SAP CEO Urges Businesses To Proactively Seek GrowthSAP CEO Urges Businesses To Proactively Seek Growth
Henning Kagermann says companies must pursue growth and innovation, not sit by and wait for an economic recovery.
Uncertainty is here to stay, SAP AG CEO Henning Kagermann told an audience during his keynote address Tuesday at the company's user conference in Orlando, Fla., and businesses must adjust to it. That means creating an adaptive business--one that's innovative and pursuing growth, not one perpetually waiting for the recovery that's hopefully around the next corner.
According to Kagermann, who's also chairman of SAP's executive board, IT plays a critical part in that effort. "Without IT, there can be a good vision but no execution. IT can kick off the next kind of recovery." What's needed will be a mindset change, as well as a change in how IT investments are allocated. Today, typically 10% of IT dollars go to innovation, 30% to consolidation, and 60% to operations. He says the equation to shoot for is 40/20/40.
This means companies have to stop thinking about consolidating their systems and start thinking about leveraging them for innovation--and Kagermann admitted that's a change in SAP's own mindset. "Consolidation has no business value," he said. "It's just clearing up the mess you created in the past. Instead of mobilizing, it paralyzes." Businesses must get rid of the endless cycles of consolidation and the layers of complexity they add.

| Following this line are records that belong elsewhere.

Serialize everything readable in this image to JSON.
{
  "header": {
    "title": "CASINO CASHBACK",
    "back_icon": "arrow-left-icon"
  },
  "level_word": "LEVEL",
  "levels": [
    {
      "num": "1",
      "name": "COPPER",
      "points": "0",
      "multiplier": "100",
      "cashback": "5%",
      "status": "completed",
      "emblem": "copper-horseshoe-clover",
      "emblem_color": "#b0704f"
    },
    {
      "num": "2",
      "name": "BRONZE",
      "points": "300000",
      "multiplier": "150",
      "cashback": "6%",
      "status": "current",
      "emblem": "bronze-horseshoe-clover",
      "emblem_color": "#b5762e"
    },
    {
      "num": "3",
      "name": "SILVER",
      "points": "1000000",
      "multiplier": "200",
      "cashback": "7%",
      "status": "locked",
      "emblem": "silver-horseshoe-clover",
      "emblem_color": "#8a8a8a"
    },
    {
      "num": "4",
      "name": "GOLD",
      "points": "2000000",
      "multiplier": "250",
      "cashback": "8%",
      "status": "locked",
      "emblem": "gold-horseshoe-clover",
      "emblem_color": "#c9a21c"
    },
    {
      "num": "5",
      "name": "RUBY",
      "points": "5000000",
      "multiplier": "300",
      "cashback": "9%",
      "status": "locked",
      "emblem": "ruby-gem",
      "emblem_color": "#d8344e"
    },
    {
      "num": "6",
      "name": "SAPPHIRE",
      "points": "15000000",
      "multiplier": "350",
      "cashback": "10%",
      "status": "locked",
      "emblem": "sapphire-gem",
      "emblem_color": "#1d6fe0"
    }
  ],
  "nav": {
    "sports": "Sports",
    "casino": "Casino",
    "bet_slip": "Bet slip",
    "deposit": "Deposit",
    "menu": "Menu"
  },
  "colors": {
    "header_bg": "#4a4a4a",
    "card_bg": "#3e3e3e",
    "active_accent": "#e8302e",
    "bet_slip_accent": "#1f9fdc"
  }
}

SAP, he said, is doing its part, with its Enterprise Services Architecture driven by its NetWeaver integration, portal, Web services, and application-server technology, its applications' industry-specific functionality, its Master Data Management technology for creating one vision of the truth as it relates to data, as well as xApps, plug-in prepackaged business-process components. Together, these can help companies achieve best business practices that let them drill down deep to deliver the information they need to make decisions--such as whether to accept a customer order, which requires knowing everything from whether the customer is a good credit risk to the capability to deliver to whether it's a good deal to make. Access to that information becomes even more critical in a build-to-order environment, but with NetWeaver's integration and portal-based capabilities, "heterogeneity is not an issue anymore," Kagermann said. As innovations become best practices, they'll become consolidated into the SAP suite, he said--and having best practices already in place frees up capacity for more innovations.
SAP's mySAP ERP software will take a page from its CRM offering, incorporating pattern-based design that reduces the number and complexity of the screens users must deal with, as well as role-based design, to suit the screens to the user's function. Kagermann also talked about leveraging blade server technology and pay-as-you-go computing in its applications to help build an adaptive business and one that can see reductions in total cost of ownership of 20% to 30%. He also noted that SAP is announcing 100 certified NetWeaver partners who will be able to extend the SAP software with their own component solutions, and that it's working with IBM and Accenture on helping companies to achieve quality of implementation.